Grief may be magnified this holiday season due to the pandemic


AUGUSTA, Ga. (WJBF) – The holiday season does not mean everything will be merry and bright for everyone.

Trees, songs and gatherings signify happiness, a characteristic that is not synonymous with 2020. But there’s a reason why you may feel down.

“All change brings grief,” said Rev. Dr. Andy Menger with Church of the Good Shepherd.

He has done his share of funerals and comforting grieving families. But this year brought a different type of loss that might cause some people to want to avoid Christmas cheer.

“I have so many people that I know who are elderly and they won’t see their grandchildren this Christmas or they won’t be able to go to a son’s home or a daughter’s home or have them there and that grieves them,” he said.

But don’t feel bad. How you feel is normal.

Rev. Dr. Menger, who serves as Senior Assistant Rector holds a grief share via Zoom each Monday at 5:30 p.m. and he knows that people who are grieving need to connect with other people who are grieving.

“It is ok. I call it the cover my head in the bed syndrome. Just want to crawl in bed, get under the bed, pull the covers, and just kind of grieve a little bit,” he explained.

She won’t be in bed, but Melrose York knows exactly how it feels after losing her husband Ron in February and her daughter Katie 12 years ago. Add the COVID pandemic and she has a triple dose of sadness.

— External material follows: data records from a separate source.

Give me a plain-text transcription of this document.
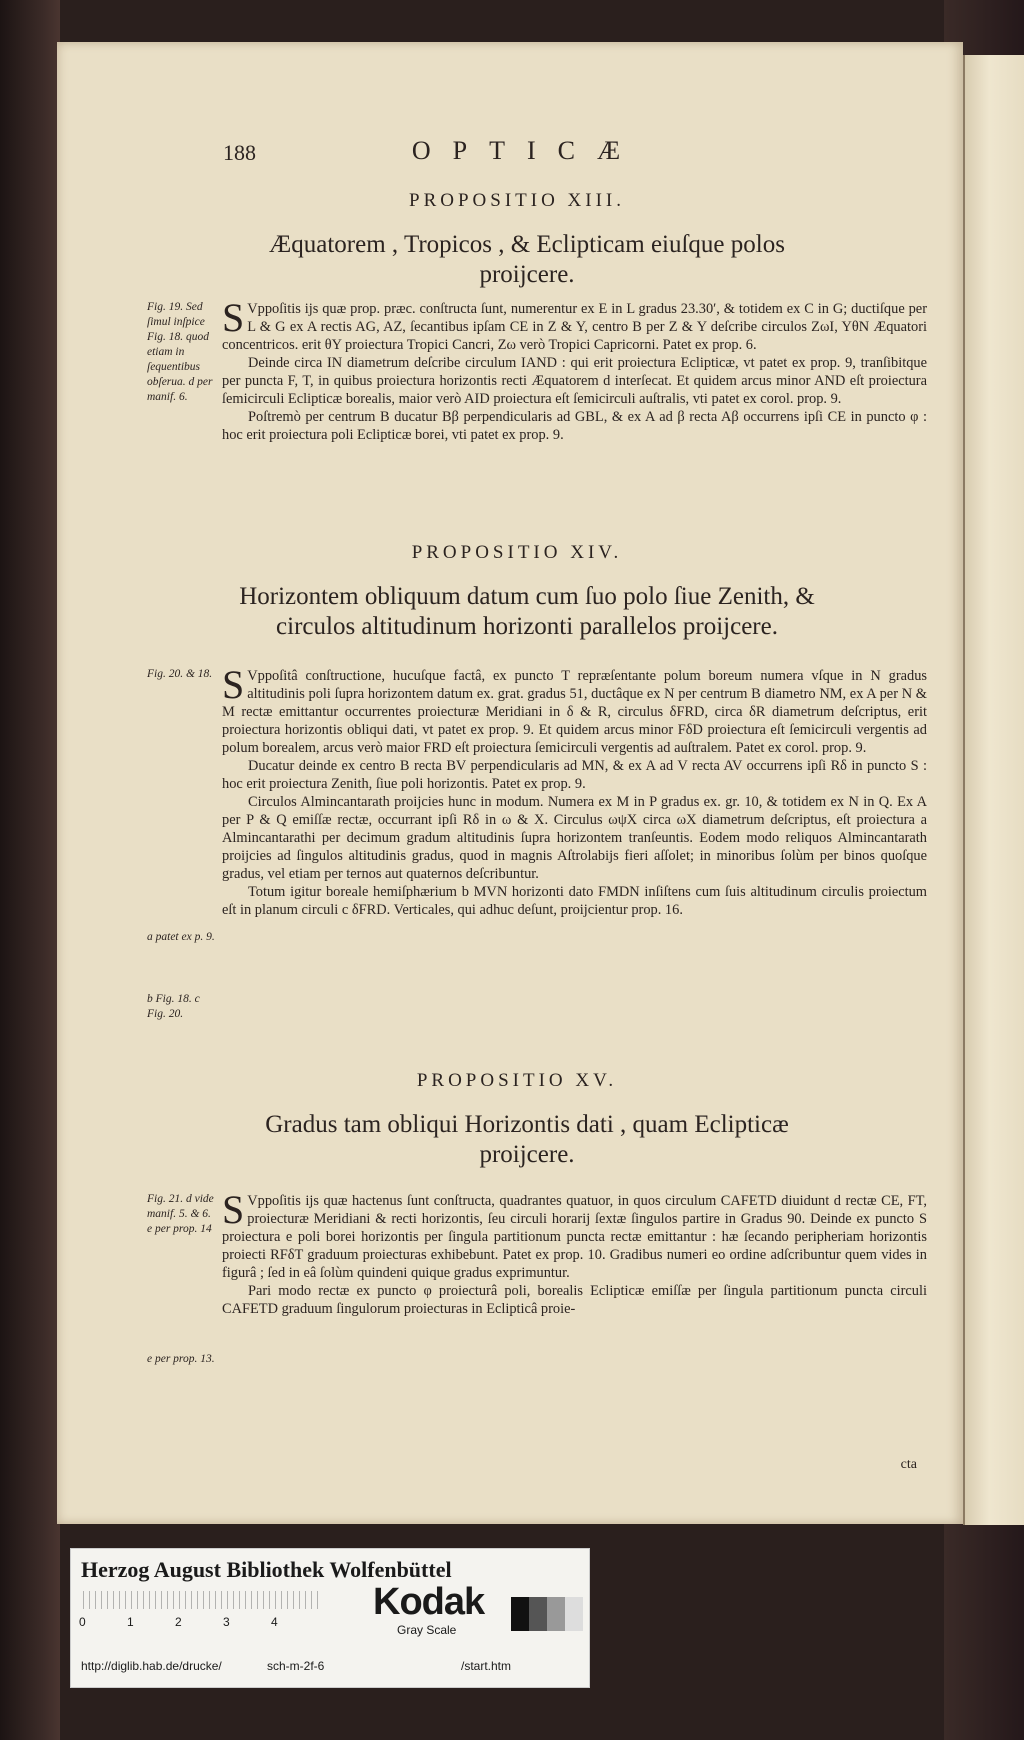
188	OPTICÆ
PROPOSITIO XIII.
Æquatorem , Tropicos , & Eclipticam eiuſque polos proijcere.
Fig. 19. Sed ſimul inſpice Fig. 18. quod etiam in ſequentibus obſerua. d per manif. 6.

S Vppoſitis ijs quæ prop. præc. conſtructa ſunt, numerentur ex E in L gradus 23.30′, & totidem ex C in G; ductiſque per L & G ex A rectis AG, AZ, ſecantibus ipſam CE in Z & Y, centro B per Z & Y deſcribe circulos ZωI, YθN Æquatori concentricos. erit θY proiectura Tropici Cancri, Zω verò Tropici Capricorni. Patet ex prop. 6.

Deinde circa IN diametrum deſcribe circulum IAND : qui erit proiectura Eclipticæ, vt patet ex prop. 9, tranſibitque per puncta F, T, in quibus proiectura horizontis recti Æquatorem d interſecat. Et quidem arcus minor AND eſt proiectura ſemicirculi Eclipticæ borealis, maior verò AID proiectura eſt ſemicirculi auſtralis, vti patet ex corol. prop. 9.

Poſtremò per centrum B ducatur Bβ perpendicularis ad GBL, & ex A ad β recta Aβ occurrens ipſi CE in puncto φ : hoc erit proiectura poli Eclipticæ borei, vti patet ex prop. 9.

PROPOSITIO XIV.
Horizontem obliquum datum cum ſuo polo ſiue Zenith, & circulos altitudinum horizonti parallelos proijcere.
Fig. 20. & 18.
a patet ex p. 9.
b Fig. 18. c Fig. 20.

S Vppoſitâ conſtructione, hucuſque factâ, ex puncto T repræſentante polum boreum numera vſque in N gradus altitudinis poli ſupra horizontem datum ex. grat. gradus 51, ductâque ex N per centrum B diametro NM, ex A per N & M rectæ emittantur occurrentes proiecturæ Meridiani in δ & R, circulus δFRD, circa δR diametrum deſcriptus, erit proiectura horizontis obliqui dati, vt patet ex prop. 9. Et quidem arcus minor FδD proiectura eſt ſemicirculi vergentis ad polum borealem, arcus verò maior FRD eſt proiectura ſemicirculi vergentis ad auſtralem. Patet ex corol. prop. 9.

Ducatur deinde ex centro B recta BV perpendicularis ad MN, & ex A ad V recta AV occurrens ipſi Rδ in puncto S : hoc erit proiectura Zenith, ſiue poli horizontis. Patet ex prop. 9.

Circulos Almincantarath proijcies hunc in modum. Numera ex M in P gradus ex. gr. 10, & totidem ex N in Q. Ex A per P & Q emiſſæ rectæ, occurrant ipſi Rδ in ω & X. Circulus ωψX circa ωX diametrum deſcriptus, eſt proiectura a Almincantarathi per decimum gradum altitudinis ſupra horizontem tranſeuntis. Eodem modo reliquos Almincantarath proijcies ad ſingulos altitudinis gradus, quod in magnis Aſtrolabijs fieri aſſolet; in minoribus ſolùm per binos quoſque gradus, vel etiam per ternos aut quaternos deſcribuntur.

Totum igitur boreale hemiſphærium b MVN horizonti dato FMDN inſiſtens cum ſuis altitudinum circulis proiectum eſt in planum circuli c δFRD. Verticales, qui adhuc deſunt, proijcientur prop. 16.

PROPOSITIO XV.
Gradus tam obliqui Horizontis dati , quam Eclipticæ proijcere.
Fig. 21. d vide manif. 5. & 6. e per prop. 14
e per prop. 13.

S Vppoſitis ijs quæ hactenus ſunt conſtructa, quadrantes quatuor, in quos circulum CAFETD diuidunt d rectæ CE, FT, proiecturæ Meridiani & recti horizontis, ſeu circuli horarij ſextæ ſingulos partire in Gradus 90. Deinde ex puncto S proiectura e poli borei horizontis per ſingula partitionum puncta rectæ emittantur : hæ ſecando peripheriam horizontis proiecti RFδT graduum proiecturas exhibebunt. Patet ex prop. 10. Gradibus numeri eo ordine adſcribuntur quem vides in figurâ ; ſed in eâ ſolùm quindeni quique gradus exprimuntur.

Pari modo rectæ ex puncto φ proiecturâ poli, borealis Eclipticæ emiſſæ per ſingula partitionum puncta circuli CAFETD graduum ſingulorum proiecturas in Eclipticâ proie-

cta
Herzog August Bibliothek Wolfenbüttel
0	1	2	3	4	Kodak
Gray Scale
http://diglib.hab.de/drucke/	sch-m-2f-6	/start.htm
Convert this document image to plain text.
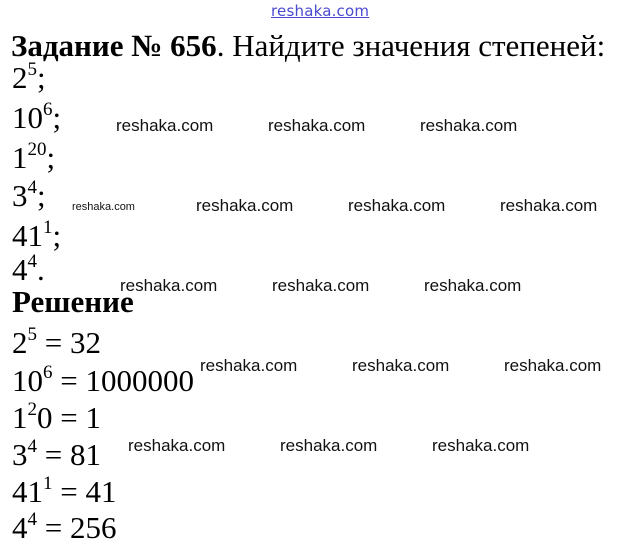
reshaka.com
Задание № 656. Найдите значения степеней:
$2^5$;
$10^6$;
$1^{20}$;
$3^4$;
$41^1$;
$4^4$.
Решение
$2^5 = 32$
$10^6 = 1000000$
$1^20 = 1$
$3^4 = 81$
$41^1 = 41$
$4^4 = 256$
reshaka.com	reshaka.com	reshaka.com
reshaka.com	reshaka.com	reshaka.com	reshaka.com
reshaka.com	reshaka.com	reshaka.com
reshaka.com	reshaka.com	reshaka.com
reshaka.com	reshaka.com	reshaka.com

“It’s hard for everybody. It’s absolutely the most difficult year I think any of us can remember, but people in grief, it’s harder for us,” she said.

York told NewsChannel 6 there won’t be any trees and lights. As a Christian she plans to focus on the reason for the season, a nativity set will be her go to decoration this year. And she plans to see some family, an important factor in getting through grief.

“Just the mere loss itself is isolating. And you put COVID on top of it and all we’ve had to do. We can’t see people’s faces, we have to stay 6-8 feet apart, there’s no touch involved at this time. It’s hard because people in grief need community,” she said.

But there is something that can be done this holiday season.

“With COVID and all the upheaval in our country, it’s great to have something higher. I’m speaking as a Christian priest,” Rev. Menger said. “Something higher that calls you to light, to God, to Fellowship.”

Rev. Dr. Menger added people should also pick one small thing to do differently, keep a routine and be patient with yourself.